Father: But those kinds of terrible ends surely begin somewhere, don’t they?
Gibbs: Yes, but this is exactly why you need to help your son tackle his vices now. Christ teaches that a man reaps whatever he sows— but this is a proverb, a riddle. Many years elapse between planting and reaping. What is more, a seed looks nothing like the fruit it produces. An apple seed is small, hard, brown, and bitter. An apple is large, red, fleshy, and sweet. Very few of the sins that a teenager commits have disastrous, immediate consequences. When teenagers think of the consequences of sin, they mainly think in terms of getting caught or getting away with it. They don’t think long term. They don’t think of sin as a seed which is being planted, or they think that a hastily mumbled confession of sin while falling asleep at night will “unplant” a seed.
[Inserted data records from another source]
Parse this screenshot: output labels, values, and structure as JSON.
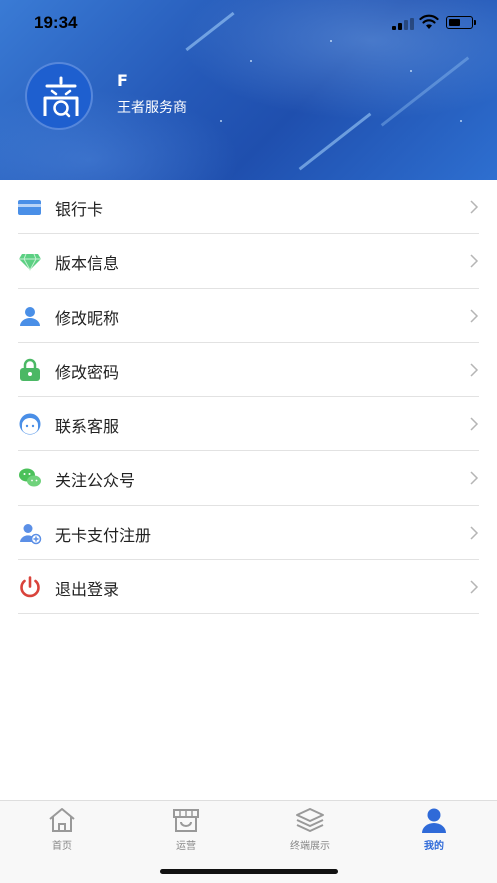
{
  "status_bar": {
    "time": "19:34",
    "battery_level": 0.55
  },
  "profile": {
    "name": "F",
    "role": "王者服务商",
    "avatar_icon": "merchant-logo-icon"
  },
  "menu": {
    "items": [
      {
        "label": "银行卡",
        "icon": "bank-card-icon",
        "color": "#4a8fe7"
      },
      {
        "label": "版本信息",
        "icon": "diamond-icon",
        "color": "#5cd083"
      },
      {
        "label": "修改昵称",
        "icon": "user-icon",
        "color": "#4a8fe7"
      },
      {
        "label": "修改密码",
        "icon": "lock-icon",
        "color": "#4bb865"
      },
      {
        "label": "联系客服",
        "icon": "customer-service-icon",
        "color": "#4a8fe7"
      },
      {
        "label": "关注公众号",
        "icon": "wechat-icon",
        "color": "#4bc15a"
      },
      {
        "label": "无卡支付注册",
        "icon": "user-add-icon",
        "color": "#5b8fe6"
      },
      {
        "label": "退出登录",
        "icon": "power-icon",
        "color": "#d9433b"
      }
    ]
  },
  "tabbar": {
    "tabs": [
      {
        "label": "首页",
        "icon": "home-icon",
        "active": false
      },
      {
        "label": "运营",
        "icon": "store-icon",
        "active": false
      },
      {
        "label": "终端展示",
        "icon": "layers-icon",
        "active": false
      },
      {
        "label": "我的",
        "icon": "profile-icon",
        "active": true
      }
    ],
    "active_color": "#2f6ad8",
    "inactive_color": "#888888"
  }
}
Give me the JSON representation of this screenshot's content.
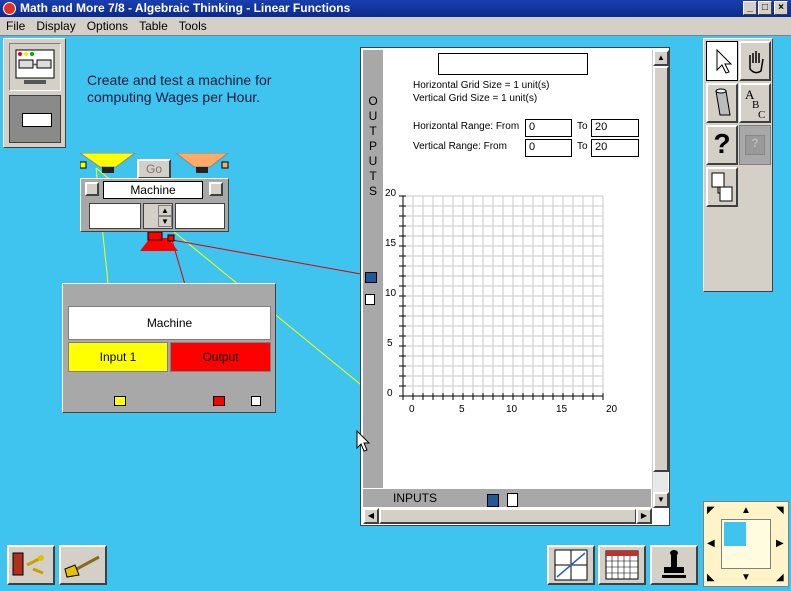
{
  "window": {
    "title": "Math and More 7/8 - Algebraic Thinking - Linear Functions"
  },
  "menu": [
    "File",
    "Display",
    "Options",
    "Table",
    "Tools"
  ],
  "instructions": {
    "line1": "Create and test a machine for",
    "line2": "computing Wages per Hour."
  },
  "machine": {
    "go_label": "Go",
    "name": "Machine"
  },
  "table": {
    "header": "Machine",
    "input_label": "Input 1",
    "output_label": "Output"
  },
  "graph": {
    "outputs_label": "OUTPUTS",
    "inputs_label": "INPUTS",
    "h_grid": "Horizontal Grid Size = 1 unit(s)",
    "v_grid": "Vertical Grid Size = 1 unit(s)",
    "h_range_label": "Horizontal Range: From",
    "v_range_label": "Vertical Range: From",
    "to_label": "To",
    "h_from": "0",
    "h_to": "20",
    "v_from": "0",
    "v_to": "20",
    "x_ticks": [
      "0",
      "5",
      "10",
      "15",
      "20"
    ],
    "y_ticks": [
      "20",
      "15",
      "10",
      "5",
      "0"
    ]
  },
  "colors": {
    "desktop": "#3ec4ee",
    "input_yellow": "#ffff00",
    "output_red": "#ff0000",
    "wire_yellow": "#ffff00",
    "wire_red": "#e00000"
  },
  "icons": {
    "palette": [
      "arrow-pointer-icon",
      "hand-icon",
      "paper-roll-icon",
      "abc-text-icon",
      "help-question-icon",
      "disabled-help-icon",
      "copy-arrow-icon"
    ],
    "bottom_left": [
      "exit-door-icon",
      "broom-icon"
    ],
    "bottom_right": [
      "graph-icon",
      "table-calendar-icon",
      "stamp-icon"
    ]
  }
}
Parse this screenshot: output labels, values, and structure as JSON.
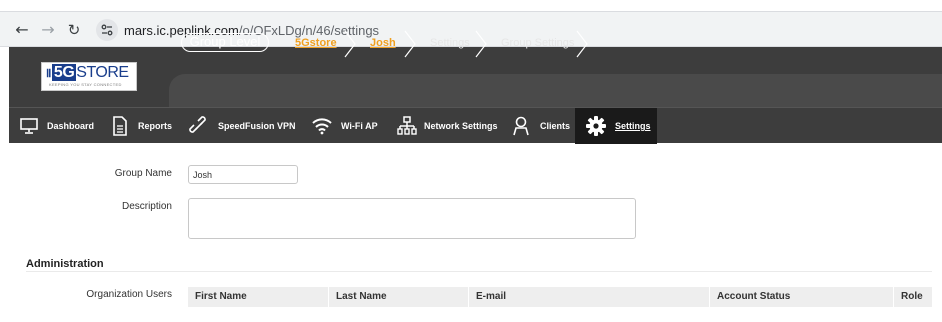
{
  "browser": {
    "url_host": "mars.ic.peplink.com",
    "url_path": "/o/OFxLDg/n/46/settings",
    "back_icon": "arrow-left-icon",
    "forward_icon": "arrow-right-icon",
    "reload_icon": "reload-icon",
    "site_info_icon": "tune-icon"
  },
  "logo": {
    "bars": "Ⅱ",
    "g5": "5G",
    "store": "STORE",
    "tagline": "KEEPING YOU STAY CONNECTED"
  },
  "breadcrumb": {
    "group_level": "Group Level",
    "items": [
      "5Gstore",
      "Josh",
      "Settings",
      "Group Settings"
    ]
  },
  "nav": {
    "items": [
      {
        "label": "Dashboard",
        "icon": "monitor-icon"
      },
      {
        "label": "Reports",
        "icon": "document-icon"
      },
      {
        "label": "SpeedFusion VPN",
        "icon": "link-icon"
      },
      {
        "label": "Wi-Fi AP",
        "icon": "wifi-icon"
      },
      {
        "label": "Network Settings",
        "icon": "network-icon"
      },
      {
        "label": "Clients",
        "icon": "user-icon"
      },
      {
        "label": "Settings",
        "icon": "gear-icon"
      }
    ],
    "active": "Settings"
  },
  "form": {
    "group_name_label": "Group Name",
    "group_name_value": "Josh",
    "description_label": "Description",
    "description_value": ""
  },
  "administration": {
    "title": "Administration",
    "org_users_label": "Organization Users",
    "columns": [
      "First Name",
      "Last Name",
      "E-mail",
      "Account Status",
      "Role"
    ]
  },
  "colors": {
    "header_bg": "#3d3d3d",
    "accent_orange": "#f0a020",
    "active_tab_bg": "#1a1a1a"
  }
}
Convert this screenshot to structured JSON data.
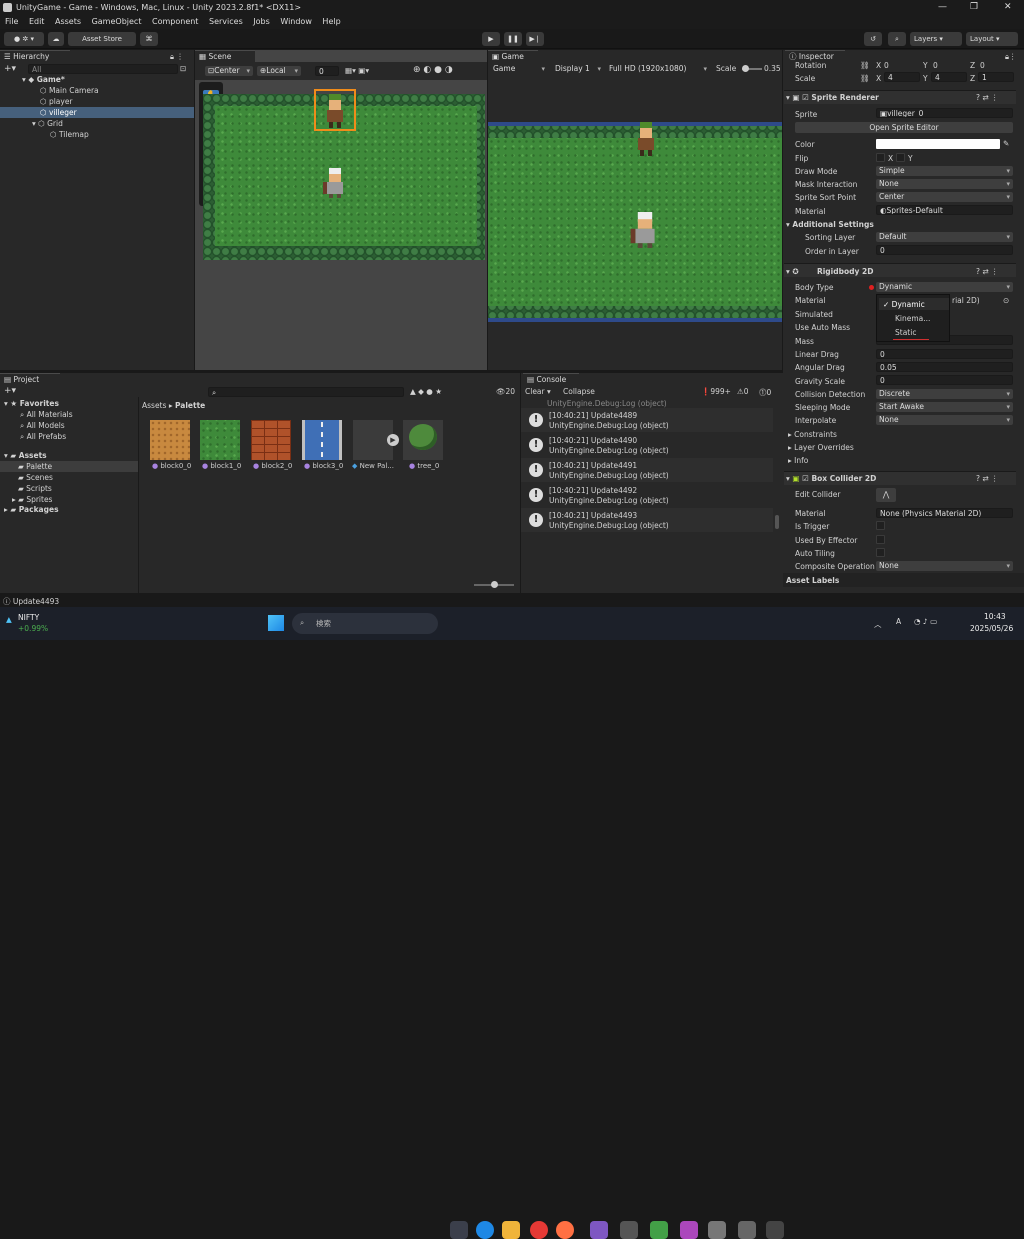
{
  "window": {
    "title": "UnityGame - Game - Windows, Mac, Linux - Unity 2023.2.8f1* <DX11>"
  },
  "menu": [
    "File",
    "Edit",
    "Assets",
    "GameObject",
    "Component",
    "Services",
    "Jobs",
    "Window",
    "Help"
  ],
  "toolbar": {
    "asset_store": "Asset Store",
    "layers": "Layers",
    "layout": "Layout"
  },
  "hierarchy": {
    "tab": "Hierarchy",
    "search_placeholder": "All",
    "items": [
      {
        "label": "Game*"
      },
      {
        "label": "Main Camera"
      },
      {
        "label": "player"
      },
      {
        "label": "villeger"
      },
      {
        "label": "Grid"
      },
      {
        "label": "Tilemap"
      }
    ]
  },
  "scene": {
    "tab": "Scene",
    "pivot": "Center",
    "space": "Local",
    "snap": "0"
  },
  "game": {
    "tab": "Game",
    "mode": "Game",
    "display": "Display 1",
    "resolution": "Full HD (1920x1080)",
    "scale_label": "Scale",
    "scale_value": "0.35"
  },
  "inspector": {
    "tab": "Inspector",
    "transform": {
      "rotation": "Rotation",
      "scale": "Scale",
      "rx": "0",
      "ry": "0",
      "rz": "0",
      "sx": "4",
      "sy": "4",
      "sz": "1",
      "x": "X",
      "y": "Y",
      "z": "Z"
    },
    "sprite_renderer": {
      "title": "Sprite Renderer",
      "sprite_label": "Sprite",
      "sprite_value": "villeger_0",
      "open_editor": "Open Sprite Editor",
      "color": "Color",
      "flip": "Flip",
      "flip_x": "X",
      "flip_y": "Y",
      "draw_mode": "Draw Mode",
      "draw_mode_value": "Simple",
      "mask_interaction": "Mask Interaction",
      "mask_value": "None",
      "sort_point": "Sprite Sort Point",
      "sort_point_value": "Center",
      "material": "Material",
      "material_value": "Sprites-Default",
      "additional": "Additional Settings",
      "sorting_layer": "Sorting Layer",
      "sorting_layer_value": "Default",
      "order": "Order in Layer",
      "order_value": "0"
    },
    "rigidbody": {
      "title": "Rigidbody 2D",
      "body_type": "Body Type",
      "body_type_value": "Dynamic",
      "material": "Material",
      "material_partial": "rial 2D)",
      "simulated": "Simulated",
      "auto_mass": "Use Auto Mass",
      "mass": "Mass",
      "linear_drag": "Linear Drag",
      "linear_drag_value": "0",
      "angular_drag": "Angular Drag",
      "angular_drag_value": "0.05",
      "gravity": "Gravity Scale",
      "gravity_value": "0",
      "collision": "Collision Detection",
      "collision_value": "Discrete",
      "sleeping": "Sleeping Mode",
      "sleeping_value": "Start Awake",
      "interpolate": "Interpolate",
      "interpolate_value": "None",
      "constraints": "Constraints",
      "layer_overrides": "Layer Overrides",
      "info": "Info",
      "dropdown": [
        "Dynamic",
        "Kinema...",
        "Static"
      ]
    },
    "box_collider": {
      "title": "Box Collider 2D",
      "edit": "Edit Collider",
      "material": "Material",
      "material_value": "None (Physics Material 2D)",
      "trigger": "Is Trigger",
      "effector": "Used By Effector",
      "auto_tiling": "Auto Tiling",
      "composite": "Composite Operation",
      "composite_value": "None"
    },
    "asset_labels": "Asset Labels"
  },
  "project": {
    "tab": "Project",
    "favorites": "Favorites",
    "fav_items": [
      "All Materials",
      "All Models",
      "All Prefabs"
    ],
    "assets": "Assets",
    "asset_items": [
      "Palette",
      "Scenes",
      "Scripts",
      "Sprites"
    ],
    "packages": "Packages",
    "breadcrumb_root": "Assets",
    "breadcrumb_sep": "▸",
    "breadcrumb_leaf": "Palette",
    "count": "20",
    "files": [
      "block0_0",
      "block1_0",
      "block2_0",
      "block3_0",
      "New Pal...",
      "tree_0"
    ]
  },
  "console": {
    "tab": "Console",
    "clear": "Clear",
    "collapse": "Collapse",
    "log_count": "999+",
    "warn_count": "0",
    "err_count": "0",
    "top_partial": "UnityEngine.Debug:Log (object)",
    "entries": [
      {
        "line1": "[10:40:21] Update4489",
        "line2": "UnityEngine.Debug:Log (object)"
      },
      {
        "line1": "[10:40:21] Update4490",
        "line2": "UnityEngine.Debug:Log (object)"
      },
      {
        "line1": "[10:40:21] Update4491",
        "line2": "UnityEngine.Debug:Log (object)"
      },
      {
        "line1": "[10:40:21] Update4492",
        "line2": "UnityEngine.Debug:Log (object)"
      },
      {
        "line1": "[10:40:21] Update4493",
        "line2": "UnityEngine.Debug:Log (object)"
      }
    ]
  },
  "statusbar": {
    "message": "Update4493"
  },
  "taskbar": {
    "stock_name": "NIFTY",
    "stock_change": "+0.99%",
    "search_placeholder": "検索",
    "time": "10:43",
    "date": "2025/05/26",
    "ime": "A"
  },
  "colors": {
    "accent": "#3a79bb",
    "selection": "#2c5d87",
    "orange": "#f08c1a"
  }
}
The same is true of virtue, though. Most teenagers only think of the short-term benefits of virtue, hard work, and obedience. It takes a powerful imagination to connect sloth and lust at sixteen with divorce at forty. The connection between the two isn’t obvious, which means most people doubt a connection even exists. The thing is, the kind of vices your son has will atrophy his imagination. Screen-based addictions make people inattentive, easily bored, short-tempered, impatient, and dull-witted, all of which destroy the possibility of a healthy romantic relationship. Would you rather your son have a good relationship with you or with his wife?
Father: His wife.
Gibbs: Good. I don’t believe cutting your son off from his vices will ruin your relationship with him. I think he’ll come to thank you. But even if it did ruin your relationship with him, it might be worth it if it meant his relationship with his wife and kids would be stronger. The thing is, human beings aren’t required to accurately guess whether their actions will turn out for the best. Christians must be wise and prudent, but God calls us to be obedient today, right now. If your son’s soul is sick, give him aid.